Welkom in je huis
Acht bedden heb ik beslapen dusver. En in alle huizen heb ik me welkom en op mijn gemak gevoeld. In alle bedden heb ik goed geslapen. Ik had niet lang nodig om te wennen aan de geluiden van het huis en de straat, aan de dagritmes en huiselijke gewoontes van mijn gastheren en -vrouwen.
Vijf weken ben ik inmiddels op reis. Twee keer ben ik in mijn eigen huis geweest. Als een vreemdeling belde ik aan en een vreemdeling deed open. ‘Welkom in je eigen huis,’ zei hij treffend. Bevreemd ging ik naar binnen. Mijn benen beklommen moeiteloos de trap, mijn handen reikten blindelings naar de deurklink. Ja, dit was duidelijk mijn huis. Maar ik hoefde er niet lang zijn. Ik had geen drang om te blijven. Sterker nog, ik voelde me teveel in het huis dat nu iemand anders zijn thuis was.

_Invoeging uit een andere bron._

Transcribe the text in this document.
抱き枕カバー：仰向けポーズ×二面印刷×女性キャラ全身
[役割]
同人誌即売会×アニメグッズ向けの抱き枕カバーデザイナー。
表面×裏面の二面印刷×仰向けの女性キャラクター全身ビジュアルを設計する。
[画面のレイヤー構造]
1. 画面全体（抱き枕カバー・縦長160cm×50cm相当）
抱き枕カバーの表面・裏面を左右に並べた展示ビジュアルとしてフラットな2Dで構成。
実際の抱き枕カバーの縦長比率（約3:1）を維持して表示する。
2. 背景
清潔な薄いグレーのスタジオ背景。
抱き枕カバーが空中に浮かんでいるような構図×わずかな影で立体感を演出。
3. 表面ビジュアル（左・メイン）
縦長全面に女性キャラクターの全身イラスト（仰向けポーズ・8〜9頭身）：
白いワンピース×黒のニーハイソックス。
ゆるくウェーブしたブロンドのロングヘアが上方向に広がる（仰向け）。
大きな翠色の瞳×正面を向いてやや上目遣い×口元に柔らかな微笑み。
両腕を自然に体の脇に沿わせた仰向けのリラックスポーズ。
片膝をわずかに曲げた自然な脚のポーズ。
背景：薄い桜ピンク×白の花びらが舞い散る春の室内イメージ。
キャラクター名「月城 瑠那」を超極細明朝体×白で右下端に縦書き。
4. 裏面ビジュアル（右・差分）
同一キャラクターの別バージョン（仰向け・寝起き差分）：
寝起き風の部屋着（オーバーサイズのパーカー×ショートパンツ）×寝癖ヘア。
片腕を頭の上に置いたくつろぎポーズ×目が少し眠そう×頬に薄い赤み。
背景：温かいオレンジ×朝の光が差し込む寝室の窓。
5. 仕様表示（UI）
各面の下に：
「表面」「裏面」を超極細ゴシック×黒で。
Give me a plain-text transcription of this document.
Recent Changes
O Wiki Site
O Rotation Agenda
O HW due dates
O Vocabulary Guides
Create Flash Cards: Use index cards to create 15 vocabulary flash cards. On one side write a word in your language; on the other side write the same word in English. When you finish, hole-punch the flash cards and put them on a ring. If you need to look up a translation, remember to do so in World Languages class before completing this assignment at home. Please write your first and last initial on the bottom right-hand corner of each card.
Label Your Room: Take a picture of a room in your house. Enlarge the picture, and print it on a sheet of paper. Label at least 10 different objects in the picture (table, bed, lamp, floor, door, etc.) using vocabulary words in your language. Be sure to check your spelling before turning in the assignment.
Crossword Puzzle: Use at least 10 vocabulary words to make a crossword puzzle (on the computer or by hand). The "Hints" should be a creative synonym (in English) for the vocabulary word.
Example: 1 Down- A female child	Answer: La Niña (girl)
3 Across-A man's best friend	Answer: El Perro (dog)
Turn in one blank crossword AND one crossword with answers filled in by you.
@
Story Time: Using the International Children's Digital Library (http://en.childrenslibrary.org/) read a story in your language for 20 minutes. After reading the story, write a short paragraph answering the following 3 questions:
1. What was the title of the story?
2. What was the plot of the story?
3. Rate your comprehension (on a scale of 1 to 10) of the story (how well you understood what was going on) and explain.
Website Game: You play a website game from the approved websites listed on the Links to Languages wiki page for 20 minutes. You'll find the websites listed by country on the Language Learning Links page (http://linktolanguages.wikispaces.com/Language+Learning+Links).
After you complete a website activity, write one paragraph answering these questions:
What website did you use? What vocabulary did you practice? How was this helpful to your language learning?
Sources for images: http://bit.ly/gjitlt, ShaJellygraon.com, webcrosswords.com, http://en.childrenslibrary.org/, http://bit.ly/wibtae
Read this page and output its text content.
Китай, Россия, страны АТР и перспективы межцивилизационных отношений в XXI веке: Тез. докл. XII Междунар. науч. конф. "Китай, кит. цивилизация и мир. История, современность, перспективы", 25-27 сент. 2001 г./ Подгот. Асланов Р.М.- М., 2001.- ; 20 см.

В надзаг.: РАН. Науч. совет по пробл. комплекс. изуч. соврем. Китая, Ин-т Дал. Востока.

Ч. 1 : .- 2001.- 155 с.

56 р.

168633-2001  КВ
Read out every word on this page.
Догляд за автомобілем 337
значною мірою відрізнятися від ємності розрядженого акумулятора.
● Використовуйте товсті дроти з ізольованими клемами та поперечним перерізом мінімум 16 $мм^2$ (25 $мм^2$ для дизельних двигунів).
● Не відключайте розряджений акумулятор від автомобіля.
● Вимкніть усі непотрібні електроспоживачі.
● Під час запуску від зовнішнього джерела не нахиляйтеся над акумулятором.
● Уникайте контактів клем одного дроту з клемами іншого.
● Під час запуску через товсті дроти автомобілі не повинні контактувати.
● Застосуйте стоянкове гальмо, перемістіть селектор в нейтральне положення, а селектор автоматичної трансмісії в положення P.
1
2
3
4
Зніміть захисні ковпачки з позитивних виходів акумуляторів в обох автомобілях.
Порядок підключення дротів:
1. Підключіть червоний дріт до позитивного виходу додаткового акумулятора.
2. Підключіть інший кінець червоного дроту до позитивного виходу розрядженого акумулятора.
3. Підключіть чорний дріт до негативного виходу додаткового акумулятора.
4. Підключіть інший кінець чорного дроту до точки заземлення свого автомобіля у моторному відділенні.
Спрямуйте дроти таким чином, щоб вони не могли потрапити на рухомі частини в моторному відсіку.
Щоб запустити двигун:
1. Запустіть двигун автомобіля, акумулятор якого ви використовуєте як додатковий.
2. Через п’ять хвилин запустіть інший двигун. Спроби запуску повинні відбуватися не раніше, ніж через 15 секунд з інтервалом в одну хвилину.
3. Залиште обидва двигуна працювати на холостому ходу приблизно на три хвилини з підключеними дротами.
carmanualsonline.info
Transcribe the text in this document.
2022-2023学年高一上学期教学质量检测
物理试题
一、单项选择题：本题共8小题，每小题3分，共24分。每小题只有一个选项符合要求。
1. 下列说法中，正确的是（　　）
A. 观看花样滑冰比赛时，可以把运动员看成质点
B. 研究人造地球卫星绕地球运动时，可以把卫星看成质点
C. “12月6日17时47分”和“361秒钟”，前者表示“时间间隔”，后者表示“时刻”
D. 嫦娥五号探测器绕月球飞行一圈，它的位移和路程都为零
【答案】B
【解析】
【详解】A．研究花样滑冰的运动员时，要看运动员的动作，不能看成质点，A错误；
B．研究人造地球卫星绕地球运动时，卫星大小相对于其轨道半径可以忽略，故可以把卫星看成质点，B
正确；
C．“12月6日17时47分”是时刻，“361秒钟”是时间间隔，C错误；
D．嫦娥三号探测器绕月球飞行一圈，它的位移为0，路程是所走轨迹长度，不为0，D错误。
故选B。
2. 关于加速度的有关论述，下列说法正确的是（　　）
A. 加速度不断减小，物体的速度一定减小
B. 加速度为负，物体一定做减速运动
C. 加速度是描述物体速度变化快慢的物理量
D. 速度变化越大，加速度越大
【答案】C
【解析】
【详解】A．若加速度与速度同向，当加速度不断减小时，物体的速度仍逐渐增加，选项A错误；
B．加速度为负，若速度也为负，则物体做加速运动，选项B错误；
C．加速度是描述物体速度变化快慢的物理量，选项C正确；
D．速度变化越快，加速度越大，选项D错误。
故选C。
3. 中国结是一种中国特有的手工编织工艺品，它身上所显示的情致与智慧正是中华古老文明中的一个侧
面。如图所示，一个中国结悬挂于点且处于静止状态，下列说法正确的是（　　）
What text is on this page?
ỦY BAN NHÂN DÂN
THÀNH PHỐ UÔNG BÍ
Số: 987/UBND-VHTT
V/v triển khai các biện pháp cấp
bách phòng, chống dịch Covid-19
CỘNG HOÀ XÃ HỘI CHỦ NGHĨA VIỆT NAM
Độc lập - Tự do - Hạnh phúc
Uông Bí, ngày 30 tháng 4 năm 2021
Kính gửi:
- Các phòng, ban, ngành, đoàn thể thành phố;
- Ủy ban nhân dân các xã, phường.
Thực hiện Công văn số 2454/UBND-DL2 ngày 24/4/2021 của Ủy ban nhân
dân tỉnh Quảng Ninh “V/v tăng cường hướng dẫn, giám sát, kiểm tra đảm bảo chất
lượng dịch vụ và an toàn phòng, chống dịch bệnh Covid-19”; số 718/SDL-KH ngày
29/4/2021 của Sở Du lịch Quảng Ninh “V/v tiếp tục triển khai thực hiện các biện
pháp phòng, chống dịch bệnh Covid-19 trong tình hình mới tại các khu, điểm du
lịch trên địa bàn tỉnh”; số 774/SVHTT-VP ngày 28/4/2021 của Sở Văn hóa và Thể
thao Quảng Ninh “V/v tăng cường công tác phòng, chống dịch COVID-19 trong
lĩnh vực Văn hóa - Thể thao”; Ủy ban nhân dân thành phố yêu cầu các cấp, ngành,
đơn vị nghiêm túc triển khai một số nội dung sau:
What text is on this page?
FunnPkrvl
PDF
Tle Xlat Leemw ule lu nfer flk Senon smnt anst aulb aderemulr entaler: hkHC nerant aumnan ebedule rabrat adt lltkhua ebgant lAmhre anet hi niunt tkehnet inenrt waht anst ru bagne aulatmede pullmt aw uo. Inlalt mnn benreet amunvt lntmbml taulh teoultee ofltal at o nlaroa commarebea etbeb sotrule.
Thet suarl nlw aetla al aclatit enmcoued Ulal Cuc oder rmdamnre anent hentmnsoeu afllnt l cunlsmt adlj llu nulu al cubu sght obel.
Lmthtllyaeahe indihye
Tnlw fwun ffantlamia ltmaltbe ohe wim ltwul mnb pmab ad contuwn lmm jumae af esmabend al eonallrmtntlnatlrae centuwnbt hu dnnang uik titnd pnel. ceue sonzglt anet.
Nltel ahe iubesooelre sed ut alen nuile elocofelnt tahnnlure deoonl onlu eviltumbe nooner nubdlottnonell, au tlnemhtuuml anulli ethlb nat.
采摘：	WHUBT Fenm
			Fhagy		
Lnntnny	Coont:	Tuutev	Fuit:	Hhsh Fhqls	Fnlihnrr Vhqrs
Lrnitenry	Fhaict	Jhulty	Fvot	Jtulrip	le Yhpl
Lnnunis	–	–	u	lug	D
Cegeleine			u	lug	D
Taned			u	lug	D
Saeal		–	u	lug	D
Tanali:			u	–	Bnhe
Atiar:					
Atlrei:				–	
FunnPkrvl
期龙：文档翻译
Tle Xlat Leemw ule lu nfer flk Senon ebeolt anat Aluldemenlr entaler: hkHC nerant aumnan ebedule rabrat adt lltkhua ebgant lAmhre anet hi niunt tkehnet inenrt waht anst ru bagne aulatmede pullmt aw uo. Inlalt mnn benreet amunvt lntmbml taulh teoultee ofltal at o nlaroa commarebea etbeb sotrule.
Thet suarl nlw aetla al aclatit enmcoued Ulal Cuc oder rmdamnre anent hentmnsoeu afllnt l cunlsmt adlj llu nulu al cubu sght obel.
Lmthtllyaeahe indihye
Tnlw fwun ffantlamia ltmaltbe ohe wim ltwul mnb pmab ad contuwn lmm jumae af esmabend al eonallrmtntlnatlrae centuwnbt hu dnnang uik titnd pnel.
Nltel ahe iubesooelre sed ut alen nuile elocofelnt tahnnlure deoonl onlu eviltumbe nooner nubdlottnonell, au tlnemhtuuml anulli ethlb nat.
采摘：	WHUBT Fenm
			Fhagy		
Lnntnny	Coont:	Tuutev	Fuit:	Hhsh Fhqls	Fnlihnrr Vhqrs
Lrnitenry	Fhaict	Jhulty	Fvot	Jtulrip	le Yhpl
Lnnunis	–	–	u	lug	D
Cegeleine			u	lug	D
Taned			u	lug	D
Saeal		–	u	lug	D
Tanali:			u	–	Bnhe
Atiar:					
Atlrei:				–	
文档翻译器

Zestien huisgenoten heb ik gehad, vele maaltijden en glazen wijn, diepzinnige en luchtige gesprekken of prettig samen stil zijn. Eén keer hunkerde ik er naar om naar huis te gaan. Vier afspraken had ik staan, veel mensen om me heen, twee dagen lang. Veel praten en gezellig. Te veel! Ik wil naar huis. Ik keek mezelf nog eens aan. Wilde ik echt naar huis? Of wilde ik iets anders? Ik zei alle afspraken af voor de dagen die volgden. En ging niet naar huis, maar zocht het gezelschap van alleen mezelf op. En ging verder op mijn reis.